On August 26, 2019, guidance was released on the Health and Human Services (HHS) regulation that appears to require group health plans to count the value of drug manufacturers’ coupons towards plan participants’ out-of-pocket limits. The HHS regulation was set to take effect for the 2020 plan year. Due to confusion surrounding the application of the regulation, the rule will not be enforced until HHS releases additional guidance for the 2021 plan year. As such, group health plans can continue excluding the value of drug discounts from participants’ out-of-pocket maximums for the 2020 plan year.
Out-Of-Pocket Maximum under the ACA
Under the Affordable Care Act (ACA), group health plans and high deductible health plans (HDHP) cannot require participants to pay for covered health care services over a certain amount, commonly referred to as the “out-of-pocket maximum.” The out-of-pocket maximum includes copayments, deductibles, and coinsurance (together referred to as “cost-sharing”) paid by participants. Once participants meet their out-of-pocket maximum, carriers must pay 100% of the cost for covered in-network benefits.
HHS Regulation on Drug Manufacturer’s Coupons
Some drug manufacturers provide coupons or discounts to consumers for prescription drugs. Before the HHS regulation, there was little guidance on whether group health plans should count these drug discounts towards participants’ cost-sharing. Most plans excluded the discounts from participants’ deductibles or out-of-pocket maximums. For instance, a group health plan would treat a participant who uses a $100 coupon towards a $400 prescription drug as contributing $300 to their out-of-pocket cost, rather than the $400 cost of the prescription drug.

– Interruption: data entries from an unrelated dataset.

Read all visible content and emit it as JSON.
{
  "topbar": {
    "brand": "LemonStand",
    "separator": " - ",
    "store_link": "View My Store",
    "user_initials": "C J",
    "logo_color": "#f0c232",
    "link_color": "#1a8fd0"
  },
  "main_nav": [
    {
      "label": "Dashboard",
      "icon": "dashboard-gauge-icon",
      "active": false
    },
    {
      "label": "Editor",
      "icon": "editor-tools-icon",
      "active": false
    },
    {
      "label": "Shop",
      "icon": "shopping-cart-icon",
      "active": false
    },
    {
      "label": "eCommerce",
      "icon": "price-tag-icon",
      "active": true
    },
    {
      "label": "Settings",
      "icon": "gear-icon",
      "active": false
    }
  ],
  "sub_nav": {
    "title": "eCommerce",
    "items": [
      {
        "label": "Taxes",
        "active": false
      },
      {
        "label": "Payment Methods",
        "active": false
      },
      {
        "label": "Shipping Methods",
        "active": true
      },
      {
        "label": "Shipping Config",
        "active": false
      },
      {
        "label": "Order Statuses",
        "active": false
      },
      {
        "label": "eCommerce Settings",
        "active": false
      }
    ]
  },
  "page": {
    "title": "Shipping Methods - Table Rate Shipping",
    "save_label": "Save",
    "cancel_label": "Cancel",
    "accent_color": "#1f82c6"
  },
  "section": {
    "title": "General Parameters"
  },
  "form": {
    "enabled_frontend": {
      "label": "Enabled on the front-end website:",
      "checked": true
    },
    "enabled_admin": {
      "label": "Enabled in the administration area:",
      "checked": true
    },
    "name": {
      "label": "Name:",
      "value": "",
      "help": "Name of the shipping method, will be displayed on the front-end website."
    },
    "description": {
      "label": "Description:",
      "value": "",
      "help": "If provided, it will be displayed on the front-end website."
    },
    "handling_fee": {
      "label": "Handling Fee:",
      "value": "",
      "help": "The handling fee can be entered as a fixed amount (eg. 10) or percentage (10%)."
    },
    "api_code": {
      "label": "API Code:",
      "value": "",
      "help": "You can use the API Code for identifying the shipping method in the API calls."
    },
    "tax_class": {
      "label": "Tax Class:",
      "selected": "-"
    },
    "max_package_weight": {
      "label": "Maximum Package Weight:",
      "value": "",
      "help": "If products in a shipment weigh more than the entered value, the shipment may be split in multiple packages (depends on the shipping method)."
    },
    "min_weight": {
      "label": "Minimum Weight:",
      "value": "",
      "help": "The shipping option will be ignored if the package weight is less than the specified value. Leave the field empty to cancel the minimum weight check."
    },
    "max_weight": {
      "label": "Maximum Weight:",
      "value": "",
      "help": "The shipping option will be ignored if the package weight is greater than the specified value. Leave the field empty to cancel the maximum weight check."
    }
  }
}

In the 2020 Notice of Benefit and Payment Parameters (“NBPP”), HHS stated that drug manufacturers’ discounts or coupons were “not required to be counted” toward participants’ annual cost-sharing when a generic version was available. It was unclear in the regulation whether group health plans were required to count drug discounts toward participants’ out-of-pocket maximum when a generic version was not available.
HHS Rule Conflict with HSA-eligibility
If the HHS regulation does require group health plans to count the drug coupons towards out-of-pocket maximums, it could interfere with health savings account eligibility for individuals enrolled in high deductible health plans (HDHP). A prior IRS Notice 2004-50 (“IRS Notice”) explicitly instructed health plans to not count drug coupons to towards participants’ minimum deductibles under HDHP plans. Thus, a HDHP plan that is required to count drug coupons towards the out-of-pocket maximum under the HHS regulation, would no longer be HSA-qualified because it would not comply with the IRS Notice.
The Department of Labor, HHS and Treasury (“the Departments”) recently released guidance (entitled FAQs on ACA Implementation Part 40) on the HHS regulation. Due to the potential impact on HSA eligibility and conflict between the HHS regulation and the IRS Notice, the Departments have concluded that further rulemaking surrounding this issue must occur before enforcement of the HHS regulation can begin. Until additional rulemaking is issued by HHS, the Departments will not initiate enforcement action against group health plans or issuers who exclude the value of drug coupons or discounts from the out-of-pocket limit, including in circumstances where there is no medically appropriate generic equivalent drug available.
Impact on Employers
Until further guidance is issued, employers, plan sponsors and health insurance issuers may continue to exclude the value of prescription drug manufacturer coupons from participant cost-sharing under the ACA’s out-of-pocket limit rules, regardless of whether a medically appropriate generic equivalent is available. HHS will release additional guidance in their 2021 NBPP, which is expected to be finalized in April of 2020.